На самом деле она встречается с Хуршетом, и вдвоем они отправляются на Петровские скалы. Это красивое место с сухой и чистой землей находится на высоте около 25 метров. Из скалы бьет родник. Чабан, пасущий на горе баранов, видел, как юноша и девушка гуляли на вершине и о чем-то долго говорили. Я думаю, в тот день Зарема и Хуршет сказали друг другу слова, которые и не снились величайшим поэтам мира.
В четыре часа дня они подошли к обрыву в том состоянии подъема, когда все на земле не в счет. Зарема вынула из прически шпильки и распустила волосы по плечам. Потом влюбленные связали свои руки вместе поясом от куртки Заремы. Внизу под скалой сидела парочка подростков. Хуршет свистнул, чтобы привлечь их внимание, а потом крикнул им: "Что вы там делаете?" Подростки не ответили. Через несколько секунд Зарема и Хуршет прыгнули вниз.
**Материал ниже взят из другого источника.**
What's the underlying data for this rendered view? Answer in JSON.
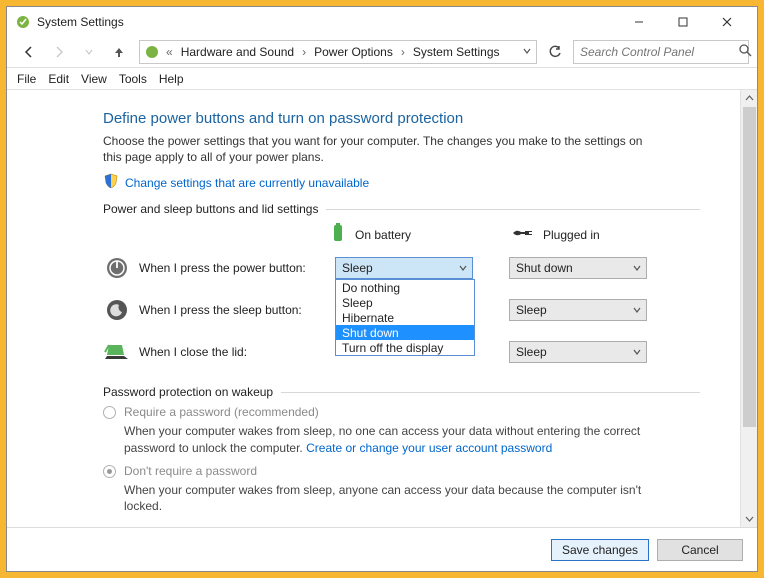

На скале остался букет алых роз, коробка конфет и два листочка со стихами, которые Хуршет написал любимой на ломаном русском языке (он плохо говорил порусски). Говорят, стихи такие наивные, как будто их писал ребенок. В этом прощальном привете – присяга в верности бессмертным чувствам смертного мира.
"Парень был раза в два тяжелее девушки, и скорость падения у него была выше, – говорит следователь Сергей, который первым выехал на место трагедии. – Поэтому руку девушки вырвало из петли пояса с такой силой, что переломало все кости. Но все равно, она и после смерти была красивой".
Мы идем с Сергеем к Петровской скале, и я спрашиваю его по пути:
– А ты мог бы покончить жизнь самоубийством из-за любви?
– Че я, дурак, что ли?
– А если бы вам запрещали жениться?
– Ну, есть разные способы, – туманно отвечает Сергей. – Явочные квартиры, к примеру.
Человеку, который не любит, кто свободен от миража любви, акт самоубийства представляется бессмысленным. Одно предположение, что среди нас найдутся люди, способные отдать жизнь за такую непонятную, фантастическую вещь, как страсть, вызывает у нас, здоровых циников, усмешку. Но, стоя на вершине Петровской скалы, я подумала, что это красивая смерть. "Того погибшим звать нельзя, кто погибает так прекрасно".
Милые дети! Какую загадку вы нам загадали? Неужто правда, что ради нескольких сполна пережитых мгновений можно с презрением отшвырнуть от себя жизнь? О чем думала Зарема, очень юная, очень гордая и очень чистая, в минуту наивысшего утверждения своей личности? Какая пламенная отвага у этой девочки! Ее душа была как площадь для боя быков, на которой шло сражение между долгом и любовью. Она принадлежала к тому редкому, глубоко впечатляющему типу женщин, которые не экономят свои чувства, осторожно играя с любовью, а сгорают в экстазе одной единственной страсти. Все как бы тлен для таких натур в минуты их духовного ослепления.